La riforma, infatti, prevede che, salvi i casi di danno cagionato con dolo o di illecito arricchimento, la Corte dei conti esercita il potere di riduzione ponendo a carico del responsabile, in quanto conseguenza immediata e diretta della sua condotta, il danno o il valore perduto: per un importo non superiore al 30 per cento del pregiudizio accertato e, comunque, non superiore al doppio della retribuzione lorda o dell’indennità conseguita nell’anno di inizio della condotta lesiva causa dell’evento o nell’anno immediatamente precedente o successivo.
Il dubbio è se, a fronte di tale disciplina, residui in capo alle amministrazioni il dovere di agire nei confronti del responsabile in via di rivalsa per il ristoro integrale del pregiudizio.

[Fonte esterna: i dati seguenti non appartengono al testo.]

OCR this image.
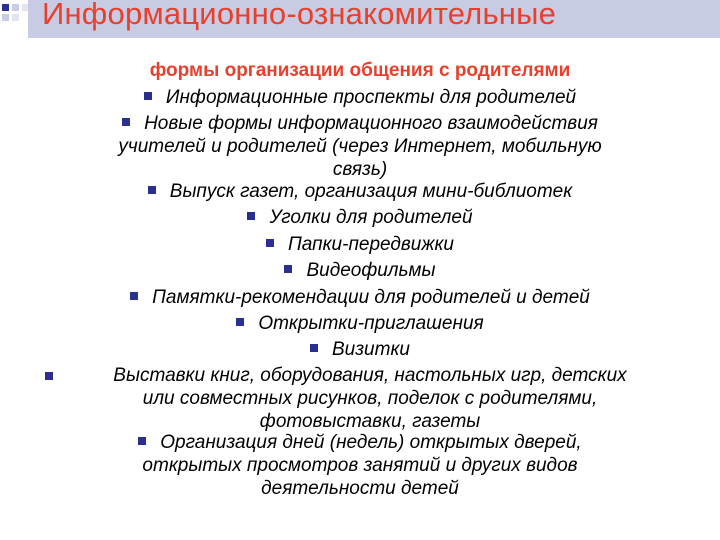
Информационно-ознакомительные
формы организации общения с родителями
Информационные проспекты для родителей
Новые формы информационного взаимодействия
учителей и родителей (через Интернет, мобильную
связь)
Выпуск газет, организация мини-библиотек
Уголки для родителей
Папки-передвижки
Видеофильмы
Памятки-рекомендации для родителей и детей
Открытки-приглашения
Визитки
Выставки книг, оборудования, настольных игр, детских
или совместных рисунков, поделок с родителями,
фотовыставки, газеты
Организация дней (недель) открытых дверей,
открытых просмотров занятий и других видов
деятельности детей
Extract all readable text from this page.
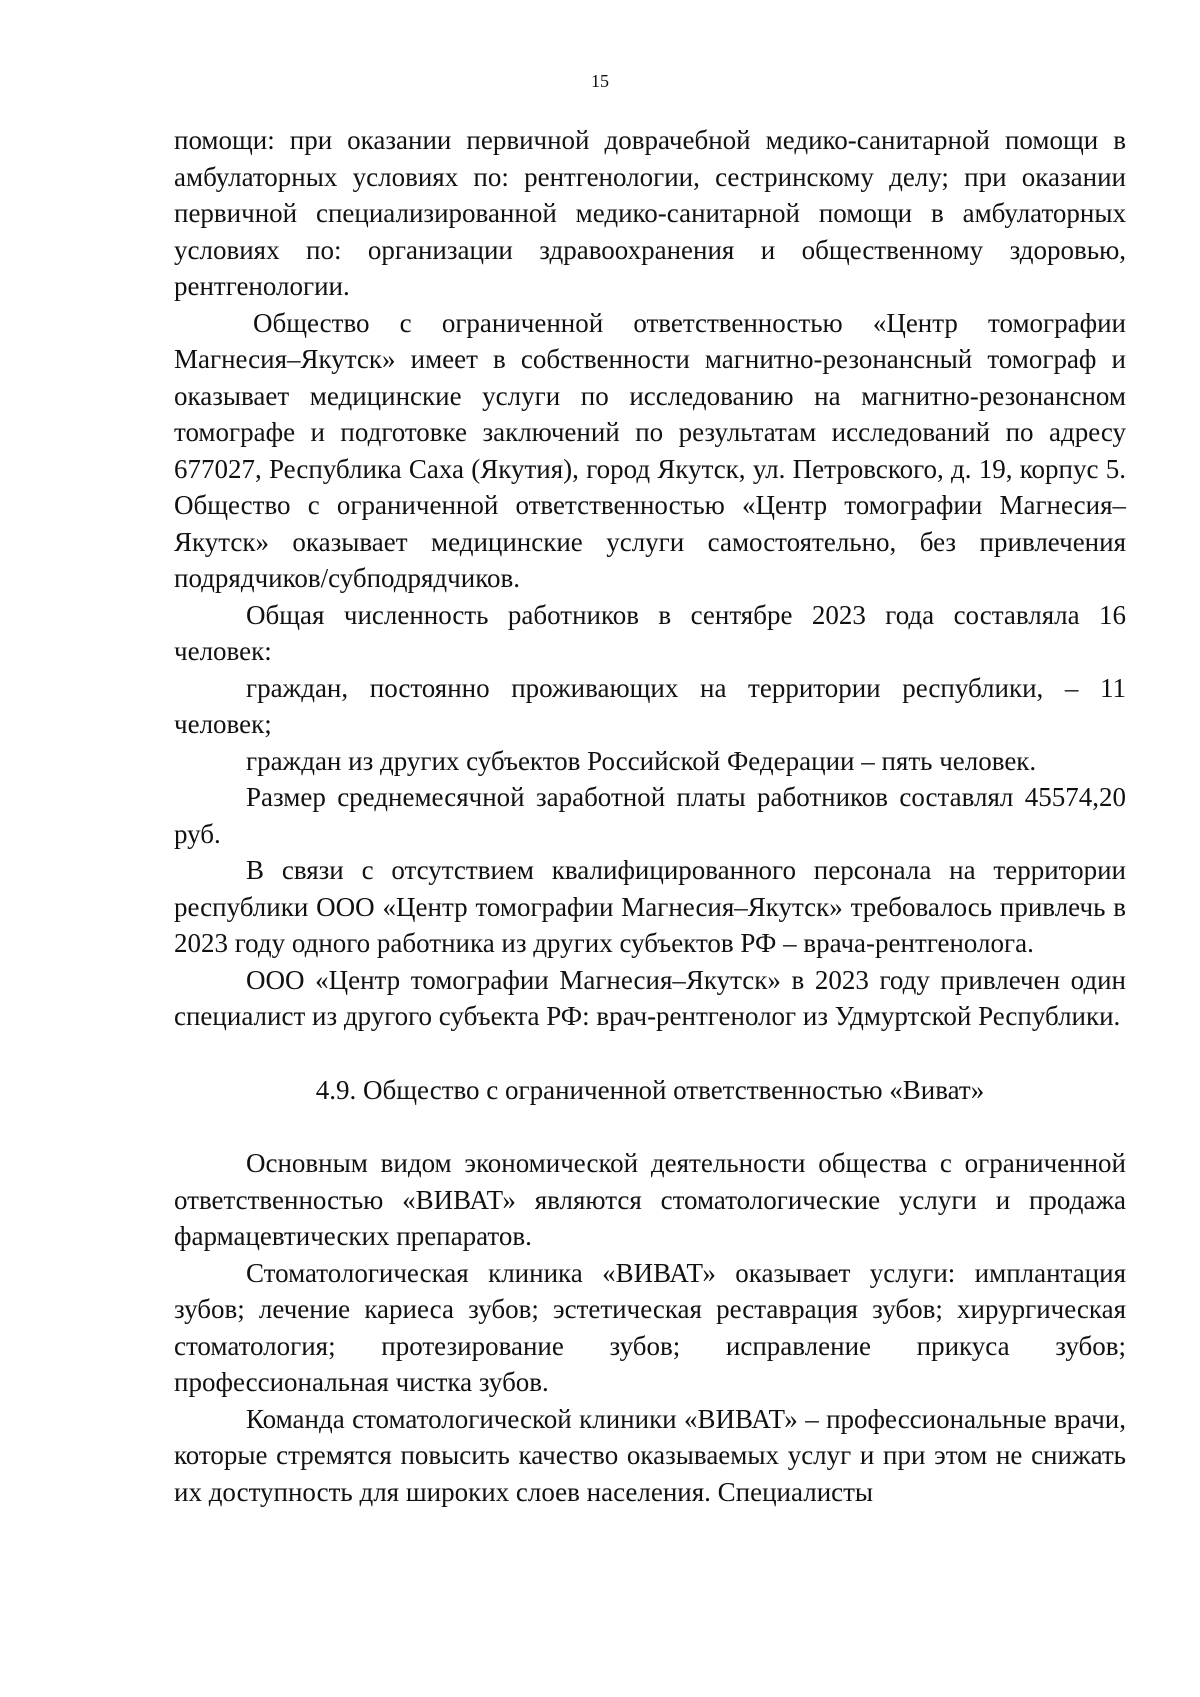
15

помощи: при оказании первичной доврачебной медико-санитарной помощи в амбулаторных условиях по: рентгенологии, сестринскому делу; при оказании первичной специализированной медико-санитарной помощи в амбулаторных условиях по: организации здравоохранения и общественному здоровью, рентгенологии.

Общество с ограниченной ответственностью «Центр томографии Магнесия–Якутск» имеет в собственности магнитно-резонансный томограф и оказывает медицинские услуги по исследованию на магнитно-резонансном томографе и подготовке заключений по результатам исследований по адресу 677027, Республика Саха (Якутия), город Якутск, ул. Петровского, д. 19, корпус 5. Общество с ограниченной ответственностью «Центр томографии Магнесия–Якутск» оказывает медицинские услуги самостоятельно, без привлечения подрядчиков/субподрядчиков.

Общая численность работников в сентябре 2023 года составляла 16 человек:

граждан, постоянно проживающих на территории республики, – 11 человек;

граждан из других субъектов Российской Федерации – пять человек.

Размер среднемесячной заработной платы работников составлял 45574,20 руб.

В связи с отсутствием квалифицированного персонала на территории республики ООО «Центр томографии Магнесия–Якутск» требовалось привлечь в 2023 году одного работника из других субъектов РФ – врача-рентгенолога.

ООО «Центр томографии Магнесия–Якутск» в 2023 году привлечен один специалист из другого субъекта РФ: врач-рентгенолог из Удмуртской Республики.

4.9. Общество с ограниченной ответственностью «Виват»

Основным видом экономической деятельности общества с ограниченной ответственностью «ВИВАТ» являются стоматологические услуги и продажа фармацевтических препаратов.

Стоматологическая клиника «ВИВАТ» оказывает услуги: имплантация зубов; лечение кариеса зубов; эстетическая реставрация зубов; хирургическая стоматология; протезирование зубов; исправление прикуса зубов; профессиональная чистка зубов.

Команда стоматологической клиники «ВИВАТ» – профессиональные врачи, которые стремятся повысить качество оказываемых услуг и при этом не снижать их доступность для широких слоев населения. Специалисты
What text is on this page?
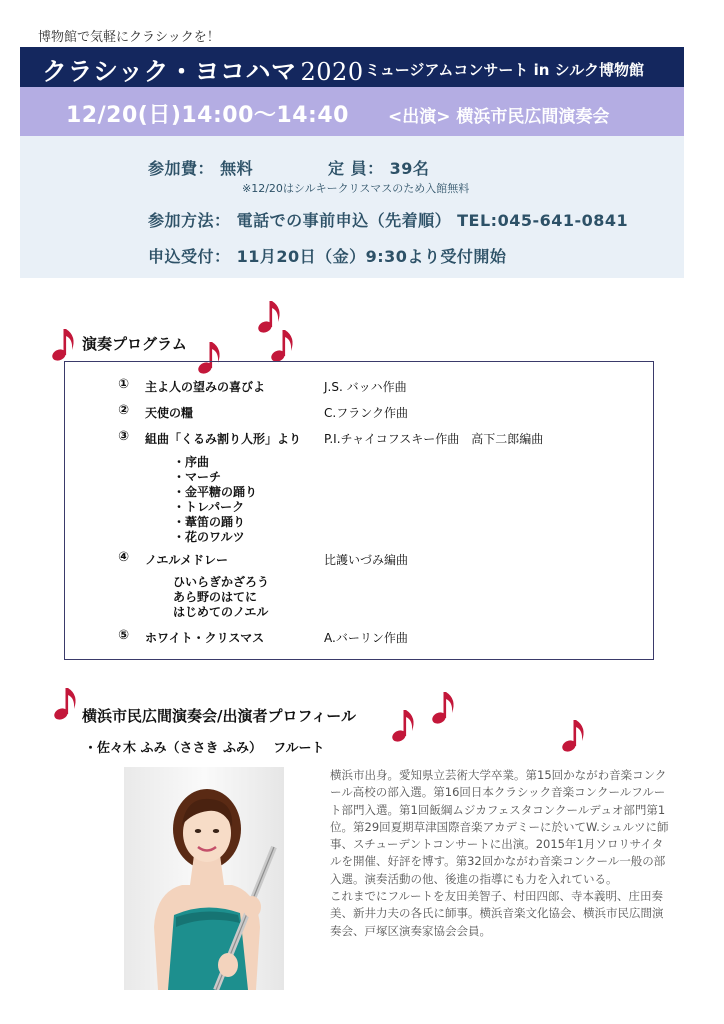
博物館で気軽にクラシックを！
クラシック・ヨコハマ 2020 ミュージアムコンサート in シルク博物館
12/20(日)14:00～14:40 <出演> 横浜市民広間演奏会
参加費： 無料	定 員： 39名
※12/20はシルキークリスマスのため入館無料
参加方法： 電話での事前申込（先着順） TEL:045-641-0841
申込受付： 11月20日（金）9:30より受付開始
演奏プログラム
① 主よ人の望みの喜びよ	J.S. バッハ作曲
② 天使の糧	C.フランク作曲
③ 組曲「くるみ割り人形」より P.I.チャイコフスキー作曲　高下二郎編曲
・序曲
・マーチ
・金平糖の踊り
・トレパーク
・葦笛の踊り
・花のワルツ
④ ノエルメドレー	比護いづみ編曲
ひいらぎかざろう
あら野のはてに
はじめてのノエル
⑤ ホワイト・クリスマス	A.バーリン作曲
横浜市民広間演奏会/出演者プロフィール
・佐々木 ふみ（ささき ふみ）　 フルート

横浜市出身。愛知県立芸術大学卒業。第15回かながわ音楽コンクール高校の部入選。第16回日本クラシック音楽コンクールフルート部門入選。第1回飯綱ムジカフェスタコンクールデュオ部門第1位。第29回夏期草津国際音楽アカデミーに於いてW.シュルツに師事、スチューデントコンサートに出演。2015年1月ソロリサイタルを開催、好評を博す。第32回かながわ音楽コンクール一般の部入選。演奏活動の他、後進の指導にも力を入れている。

これまでにフルートを友田美智子、村田四郎、寺本義明、庄田奏美、新井力夫の各氏に師事。横浜音楽文化協会、横浜市民広間演奏会、戸塚区演奏家協会会員。
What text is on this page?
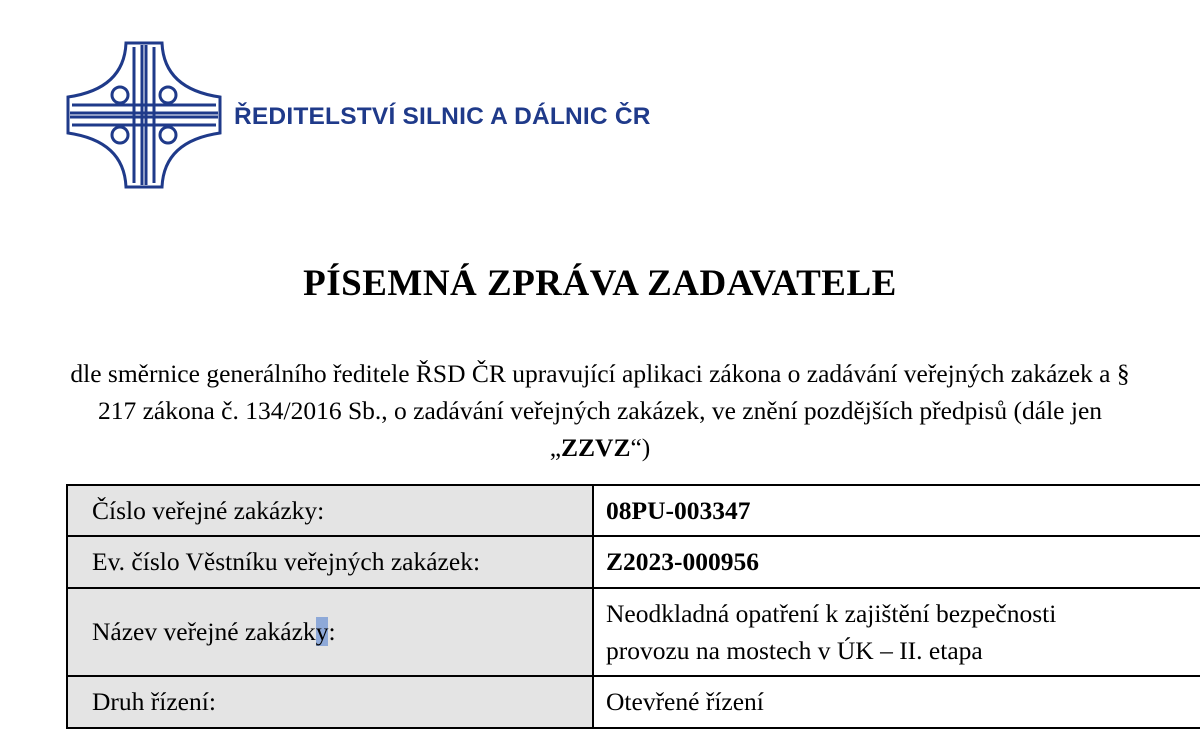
ŘEDITELSTVÍ SILNIC A DÁLNIC ČR
PÍSEMNÁ ZPRÁVA ZADAVATELE

dle směrnice generálního ředitele ŘSD ČR upravující aplikaci zákona o zadávání veřejných zakázek a § 217 zákona č. 134/2016 Sb., o zadávání veřejných zakázek, ve znění pozdějších předpisů (dále jen „ZZVZ“)

Číslo veřejné zakázky:	08PU-003347
Ev. číslo Věstníku veřejných zakázek:	Z2023-000956
Název veřejné zakázky:	Neodkladná opatření k zajištění bezpečnosti
provozu na mostech v ÚK – II. etapa
Druh řízení:	Otevřené řízení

La risposta, però, contrariamente a quanto da taluno sostenuto, dovrebbe essere negativa, alla luce della ratio complessiva della riforma, così come chiarita ex ante nella sentenza 132/2024 della Corte costituzionale proprio sulla funzione (e legittimità) della previsione del c.d. “tetto” come “limite massimo oltre il quale il danno, per ragioni di equità nella ripartizione del rischio, non viene addossato al dipendente pubblico, ma resta a carico dell’amministrazione nel cui interesse esso agisce“.
Del resto, il potere riduttivo è sempre esistito e finora non risulta che, in presenza di condanne “ridotte”, le Amministrazioni abbiano sistematicamente avviato azioni di rivalsa per la quota non riconosciuta dalla Corte dei conti.